よく時代劇では盗賊が千両箱を抱えて逃げるシーンがありますよね。
千両箱と呼ばれる、小判が1000両分詰まった箱を盗むために大名屋敷に忍び込みます。
その千両箱を肩にひょいと乗せて、屋根から屋根へ伝って逃げていきます。
ところがこの千両箱はなかなか重く、肩に担いで逃げるというのはほぼ不可能だったといえます。
千両箱の重さとは?
箱の重さ
まず、箱自体の重さはどうだったのでしょうか。
箱の材料には松やヒノキが使われていました。
また運搬や貯蔵のため、角や重要なところは鉄板で補強されていたので見た目以上に重かったといいます。
大きさには多くの種類がありますが、比較的多いのが縦40cm、横14.5cm,深さ12.3cmのものです。
重さは3~6kgと諸説ありますが、ここでは約4kgとします。
小判の重さ
千両箱に入っている小判は、時代によって重さや価値が違ってきます。
例えば徳川家康が慶長6年(1601)に造らせた「慶長小判」は金が86パーセント含まれていました。
それだと1枚が17.73グラムです。
それが1,000枚となると、約18kgになります。
そこに箱の重さを加えると、合計22kg以上になります。
20kgというのは、海外旅行に行くときのスーツケースの重さくらいです。
とても、肩にかついで身軽に跳びはねられる重さではありませんね。
一方、安政6年(1859) に発行された「安政小判」は、一両9gでした。
1,000枚だと約9kgになり、木箱をいれても合計12㎏程度なのでまだ走れるかもしれませんね。
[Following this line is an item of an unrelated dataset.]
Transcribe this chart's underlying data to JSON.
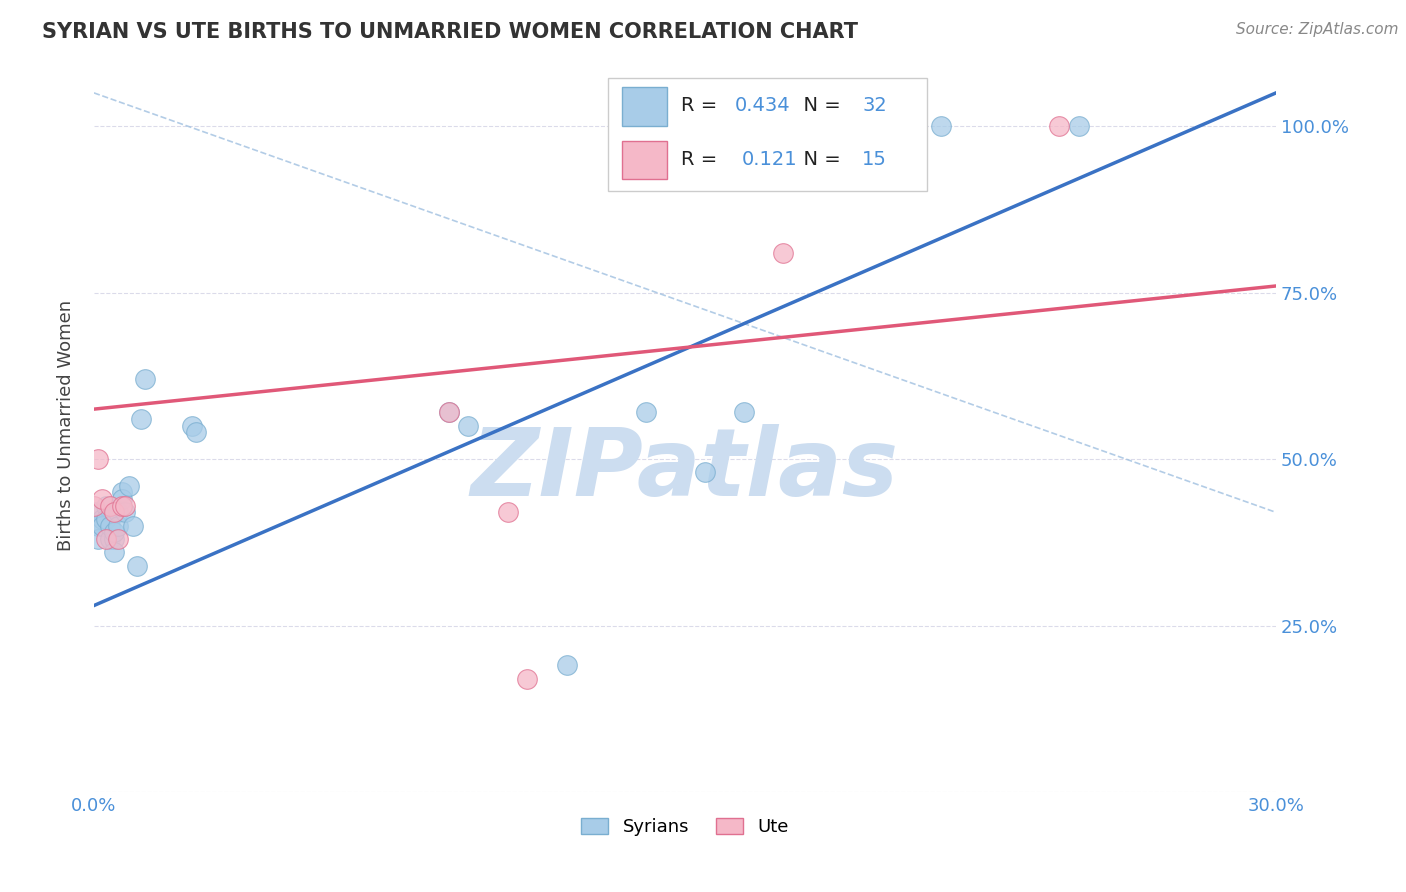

しかしこの安政小判は江戸幕府末期に発行されたものなので、あまり参考にはできません。
ただし千両箱といっても、なかには2000両入り、5000両入りの大箱もありました。
そういう大金入りの千両箱は箱自体も重くなります。
たとえ鍛え抜いた盗賊でも抱えたまま屋根の上を走り去り、地面に飛び下りるなんてことはとても不可能だったでしょうね。
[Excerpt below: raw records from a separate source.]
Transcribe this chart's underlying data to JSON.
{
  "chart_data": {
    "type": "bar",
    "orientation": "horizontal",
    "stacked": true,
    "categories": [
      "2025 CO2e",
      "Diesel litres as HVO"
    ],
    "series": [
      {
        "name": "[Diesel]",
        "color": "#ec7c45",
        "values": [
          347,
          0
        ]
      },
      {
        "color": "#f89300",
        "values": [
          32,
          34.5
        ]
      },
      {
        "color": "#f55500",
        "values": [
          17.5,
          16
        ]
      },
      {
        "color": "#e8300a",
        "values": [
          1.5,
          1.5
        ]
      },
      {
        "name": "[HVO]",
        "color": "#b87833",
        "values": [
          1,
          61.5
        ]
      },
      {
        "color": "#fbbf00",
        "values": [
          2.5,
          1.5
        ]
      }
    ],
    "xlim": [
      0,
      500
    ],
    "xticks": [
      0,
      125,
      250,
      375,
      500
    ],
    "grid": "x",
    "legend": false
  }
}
では真相はというと、盗賊は集団で押し込み、 家人らを殺傷したり縛りつけてから、荷車などに千両箱を積み込み、悠々と地面を伝って逃走したのです。
今でいう強盗殺人ですね。見つかればもちろん死罪になったでしょう。
千両箱はそこまでした盗むほどの価値があったのでしょうか?
千両箱、今の値打ちではいくら?
慶長小判だと1両13~15万円と言われています。
つまり千両箱1箱で1億3~5千万円ですね。
千両箱を一つ盗むと1億円!すごい世界ですね。
1億円を家に置いておくのはとてもハイリスクですね。
アルソックやセコムもない時代。銀行に預けておけば?と思うのは私だけでしょうか。
千両役者とは?
歌舞伎ではスーパースターのことを千両役者といいますが、どういった意味なのでしょうか?
江戸時代には様々な娯楽があり、歌舞伎もありました。
しかし、良い席は大変高く、銀25~35匁(5万4,000円~7万5,000円)もしていたと言います。
現代の歌舞伎でも一番いい席は20,000円なので、江戸時代は大変高価だったのですね。
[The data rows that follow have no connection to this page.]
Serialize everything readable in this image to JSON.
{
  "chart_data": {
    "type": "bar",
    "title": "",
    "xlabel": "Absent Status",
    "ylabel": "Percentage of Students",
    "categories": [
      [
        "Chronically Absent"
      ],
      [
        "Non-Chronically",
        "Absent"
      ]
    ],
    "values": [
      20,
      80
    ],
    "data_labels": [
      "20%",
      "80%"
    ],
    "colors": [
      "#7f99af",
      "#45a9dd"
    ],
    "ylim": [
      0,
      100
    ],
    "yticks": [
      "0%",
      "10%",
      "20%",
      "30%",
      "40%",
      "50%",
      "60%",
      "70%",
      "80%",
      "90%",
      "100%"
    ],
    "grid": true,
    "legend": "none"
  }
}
安価な席は「切り落とし」と言われる狭い土間のやすい席で、それでも1人(4,290円)です。
人気役者が出てくる芝居はとても賑わったようで、いわゆる「千両役者」と呼ばれるスター俳優がいました。今でいう海老蔵さんのことをいうのでしょう。
千両役者とは文字通り、年俸1,000両(1億3,000万〜5,000万円 )を得ていた役者さんのことです。
年俸が1億円を超えるスポーツ選手のことを「1億円プレーヤー」と言いますが、それと同じ高収入の人が江戸時代にもいたのです。
最後に
いかがでしたか?
時代劇に必ずといっていいほど出てくる「千両箱」。
今度見かけると1億円。。と思って眺めてみると面白いかもしれません。